O paradigma deve ser o orçamento global, e não apenas o da

saúde.

Com efeito, somente diante da visão completa do quadro é que

o Poder Judiciário pode aferir a impossibilidade alegada (a ‘reserva do possível’), pois a vista

parcial da peça orçamentária não possibilita avaliar a razoabilidade de outros gastos, em áreas

de relevância pública NÃO reconhecidas pela Constituição, ao contrário das ações e serviços

na saúde.

Quantas vidas foram salvas E AINDA SERÃO pela atuação

do Ministério Público e a intervenção do Poder Judiciário?
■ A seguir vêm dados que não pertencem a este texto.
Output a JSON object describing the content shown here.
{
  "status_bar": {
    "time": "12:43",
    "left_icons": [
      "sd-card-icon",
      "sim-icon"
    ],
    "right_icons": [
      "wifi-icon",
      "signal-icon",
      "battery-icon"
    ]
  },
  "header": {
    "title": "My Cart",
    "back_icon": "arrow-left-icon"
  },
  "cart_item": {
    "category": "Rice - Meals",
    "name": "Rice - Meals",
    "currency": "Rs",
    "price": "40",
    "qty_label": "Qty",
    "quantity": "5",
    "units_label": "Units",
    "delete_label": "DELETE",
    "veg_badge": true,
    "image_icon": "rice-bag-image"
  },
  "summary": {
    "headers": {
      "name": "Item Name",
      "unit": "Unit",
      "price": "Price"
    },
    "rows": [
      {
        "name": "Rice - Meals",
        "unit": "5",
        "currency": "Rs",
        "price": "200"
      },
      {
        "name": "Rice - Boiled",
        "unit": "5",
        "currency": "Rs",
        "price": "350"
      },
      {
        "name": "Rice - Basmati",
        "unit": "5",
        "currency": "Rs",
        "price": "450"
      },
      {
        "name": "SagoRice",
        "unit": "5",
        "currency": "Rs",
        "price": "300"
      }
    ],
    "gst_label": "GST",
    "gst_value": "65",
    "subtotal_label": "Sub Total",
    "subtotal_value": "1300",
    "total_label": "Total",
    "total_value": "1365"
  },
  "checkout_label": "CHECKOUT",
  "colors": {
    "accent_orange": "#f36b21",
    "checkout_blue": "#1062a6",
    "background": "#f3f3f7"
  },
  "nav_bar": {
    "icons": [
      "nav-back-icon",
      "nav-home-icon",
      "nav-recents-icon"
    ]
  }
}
Tem-se notícia de que o

Estado sofreu “abalo significativo” por conta dessas decisões?

Se o Estado evoca a cláusula da “reserva do possível” (cuja

aplicação não se nega), que comprove a incapacidade financeira – em vista do orçamento

global – e os impactos negativos no atendimento dos demais usuários do SUS.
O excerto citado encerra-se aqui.